Director Renny Harlin’s (Cliffhanger; Die Hard 2) dull mythological adventure The Legend of Hercules is no more than an obvious retread of 300, with nods to Clash of the Titans thrown in for good measure.
Former male model Kellan Lutz plays the hero Hercules, conceived by Queen Alcmene (Roxanne McKee) and the god Zeus in order to create a demigod who can end the reign of Quenn Alcmene’s husband, the tyrannical King Amphitryon (Scott Adkins). But the king, not knowing his wife has become the subject of Zeus’ lust, interrupts Alcmene as she is being ravaged by Zeus, well, by his “presence” anyway. Enraged, he believes that she has taken a lover and when she conceives and layer gives birth, he refuses to love or care for the child, favoring the couple’s older son, Iphicles (Liam Garrigan).

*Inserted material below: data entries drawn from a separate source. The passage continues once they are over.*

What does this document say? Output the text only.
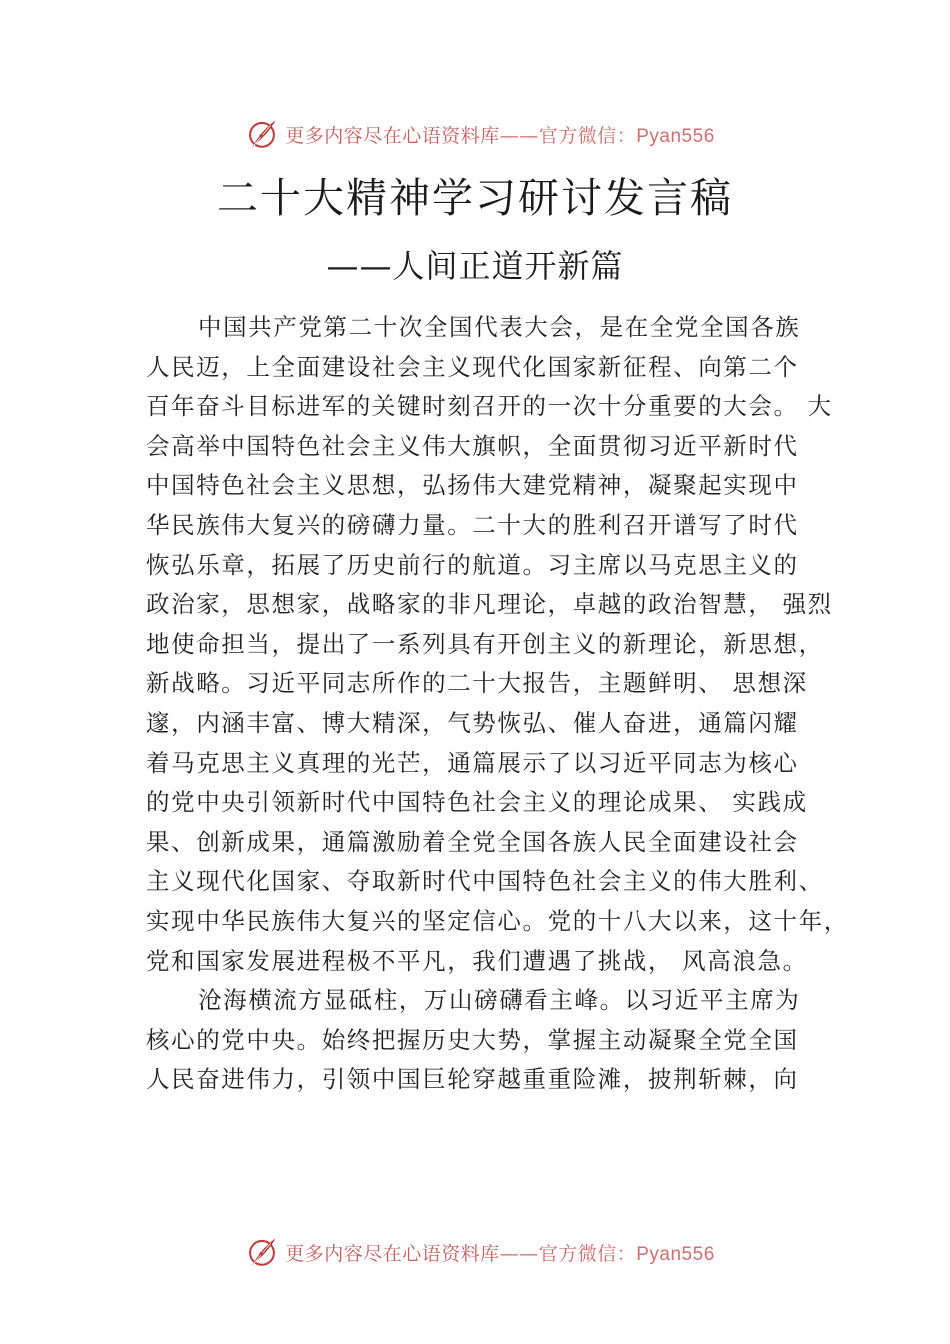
更多内容尽在心语资料库——官方微信：Pyan556
二十大精神学习研讨发言稿
——人间正道开新篇
中国共产党第二十次全国代表大会，是在全党全国各族
人民迈，上全面建设社会主义现代化国家新征程、向第二个
百年奋斗目标进军的关键时刻召开的一次十分重要的大会。 大
会高举中国特色社会主义伟大旗帜，全面贯彻习近平新时代
中国特色社会主义思想，弘扬伟大建党精神，凝聚起实现中
华民族伟大复兴的磅礴力量。二十大的胜利召开谱写了时代
恢弘乐章，拓展了历史前行的航道。习主席以马克思主义的
政治家，思想家，战略家的非凡理论，卓越的政治智慧， 强烈
地使命担当，提出了一系列具有开创主义的新理论，新思想，
新战略。习近平同志所作的二十大报告，主题鲜明、 思想深
邃，内涵丰富、博大精深，气势恢弘、催人奋进，通篇闪耀
着马克思主义真理的光芒，通篇展示了以习近平同志为核心
的党中央引领新时代中国特色社会主义的理论成果、 实践成
果、创新成果，通篇激励着全党全国各族人民全面建设社会
主义现代化国家、夺取新时代中国特色社会主义的伟大胜利、
实现中华民族伟大复兴的坚定信心。党的十八大以来，这十年，
党和国家发展进程极不平凡，我们遭遇了挑战， 风高浪急。
沧海横流方显砥柱，万山磅礴看主峰。以习近平主席为
核心的党中央。始终把握历史大势，掌握主动凝聚全党全国
人民奋进伟力，引领中国巨轮穿越重重险滩，披荆斩棘，向
更多内容尽在心语资料库——官方微信：Pyan556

Skip forward twenty years, and the king has arranged for Iphicles to marry Hebe (Gaia Weiss), the princess from Crete whom Hercules is madly in love with. King Amphitryon’s plan to rid himself and Iphicles of the obstacle is to send Hercules off to war in Egypt, but its really a deathtrap. Unfortunately for the king, Hercules survives, ending up sold into slavery where he battles his way to freedom as a gladiator and makes his way back to Greece. Hercules has but one thing on his mind, to reclaim the love of his life Hebe, but inadvertently he becomes the leader of a rebellion against the King and will have to make the ultimate choice between love and the freedom of his nation.
Dull, boring, cliché – those are just three words that can be used to describe this awful film. These characters are terribly unbelievable, given some of the clunkiest dialogue ever put to page. While none of them bring anything remarkable to their roles, they must be granted kudos for pulling them off with such seriousness.
As for Renny Harlin, he seems at a loss for any sort of visual originality here, every effect taken directly from the 300 playbook. Every action sequence is constantly interrupted by slow-motion effects and the occasional fake looking background. At no time, however, does Harlin make anything in Hercules fun for the viewer, despite the monotonous action sequences. The characters are flat, the love story far too melodramatic, and the ultimate outcome well known before we get to it.
With an action/adventure film like this, we at least beed something fun to keep us hooked, but pretty quickly into this one things get stale. With its prolonged periods hokey palace intrigue and terrible dialogue best left unsaid, grimy look, and lifted style, The Legend of Hercules is one film that makes a strong contender for a Razzie.
2D HD: [Rating:5/5]
3D Effect: [Rating:5/5]
The Legend of Hercules is an original 3D production shot using the 3Ality Technica Atom 3D Rig with the 3Ality Technica – SIP (Stereoscopic Image Processor) and the Red Epic cinematographic high definition camera. The 3D quality shows in this production and director Renny Harlin certainly utilizes the technology well from the very opening sequences. We have plenty of spears, swords, and arrows that fly out at us, and that overused slow-motion effects that pan 380-degrees around splashing water and so forth offer great depth of field. There are also plenty of little things like confetti and pollen that constantly float in front of us. In a word, it’s fantastic, and this 1080p MVC encodement from Summit looks great as well. In 2D, the film is no slouch either, and actually has a bit more texture and little more of a film-like appearance, absent the minor softening that occurs in the 3D, either from the effect of the glasses or otherwise.
A dynamic and engaging lossless DTS-HD Master Audio 7.1 (48kHz/24-bit) soundtrack is included. We get an aggressive use of the surround channels filled with the clamor of metal swords, the galloping of horses, and the marching of soldiers, or the roar of thunder and downpour of rain. The action across the front is wide and spacious while the entire affair is underpinned by deeply extended lows. Dialogue stays neatly above the hectic sound effects.
Not much here outside of the obligatory EPK-type making of and an audio commentary.
- iTunes & Digital HD UltraViolet
- The Making of The Legend of Hercules
- Audio Commentary with Kellan Lutz and director Renny Harlin
The Definitive Word
At least the 3D effects in The Legend of Hercules (if you watch in 3D) make it a little more exciting. Otherwise, this reductive adventure may not even be worth renting on a slow weekend.